Festival grows with first-time vendors

Published 8:42 pm Monday, May 26, 2014

JONATHAN ROWE | DAILY NEWS FOSSILS: On Saturday at the Aurora Fossil Festival, Farid and Diane Oulahchoum showcased their fossil collection from Morocco for area residents and visitors. Pictured is what the fossil community refers to as Dessert Rose, formations of crystal clusters of gypsum and baryte made up of sand grains.

JONATHAN ROWE | DAILY NEWS
FOSSILS: On Saturday at the Aurora Fossil Festival, Farid and Diane Oulahchoum showcased their fossil collection from Morocco for area residents and visitors. Pictured is what the fossil community refers to as Dessert Rose, formations of crystal clusters of gypsum and baryte made up of sand grains.

 

Several first-time vendors presented their findings and other artifacts to area residents and visitors at the 2014 Aurora Fossil Festival on Saturday.

The festival featured vendors with tents full of shark teeth, fossil formations and other fossilized bones and items.

Megateeth Fossils displayed a vast array of shark teeth, particularly those of a pre-historic monster of the seas, the Megalodon. These teeth range in size from three inches to seven inches.
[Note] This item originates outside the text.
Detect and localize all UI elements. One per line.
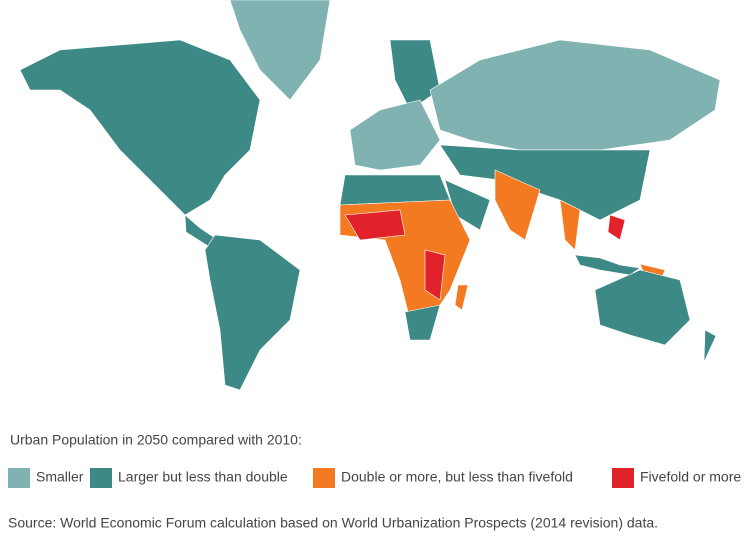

Megateeth Fossils Owner Bill Eberlein, of Savannah, Ga. said he does a lot of diving off the coasts of Savannah and the Outer Banks in North Carolina. Diving down anywhere from 40 feet to 100 feet, he has found hundreds of shark teeth — Megalodon teeth. This was Eberlein’s first year as a vendor at the festival.

“Everything I sell, I find myself,” Eberlein said. “It started out as kind of a hobby and it got to where I had so many teeth that it just took off. We donate some teeth to the auction here and some for the museum to sell.”

Other vendors, unlike Eberlein, specialize in fossils and rocks of a different nature. Steven and Rachel Miller, also first-time vendors at the festival showed their vast collection of agate slices and fossilized coral, which came from the Withlacoochee River in Florida. Steven Miller, who got his start as a kid, looking through fossil piles from New York’s Mohawk River, travels around to numerous festivals, displaying his findings.

“This is our first year here,” Miller said. “We’re having fun. I’ve been associated with the pit out here in the late 70s, early 80s so I’ve been familiar with this area and the teeth and the fossils here.”

First-time vendors Farid and Diane Oulahchoum presented a number of findings from Farid’s native land, Morocco, including Dessert Rose, a name given to rose-like formations of crystal clusters of gypsum or barite and Azurite, a soft, deep blue copper mineral produced by weathering of copper ore deposits.

Diane Oulahchoum said they bring in good quality rocks and fossils.

“To hold a piece of history or to own a piece of history is truly amazing,” Diane Oulahchoum. “We’ve been really pleased and we have gotten a lot of repeat business so that’s how we got started.

Farid Oulahchoum said his rocks hail from the Atlas Mountains mines in Morocco, in which miners have no modern technology for excavation. The mines sell stones to dealers like Oulahchoum and the dealers present them in shows in the United States, such as the festival.

“Last year we came to observe,” Diane Oulahchoum said. “This year, we contacted them and said we wanted to be apart of it. So this is our first year as a vendor, but we plan to be back and we have already had people ask us to please bring more next year. This is a good show and this is something good for him (Farid). And for him to have come from Morocco, he loves his North Carolina.”

There were also many young excavation enthusiasts who spent parts of the day digging and panning the reject piles from PotashCorp of Aurora. Children and adults could be seen chipping away at the vast piles in hopes of finding the perfect shark tooth or fossil.

The festival also featured games, arts and crafts, carnival rides and a Confederate encampment, teaching festivalgoers about the South’s role in the Civil War. There was also an auction in which the Aurora Fossil Museum auctioned off fossils, rocks and other precious artifacts to fossil enthusiasts.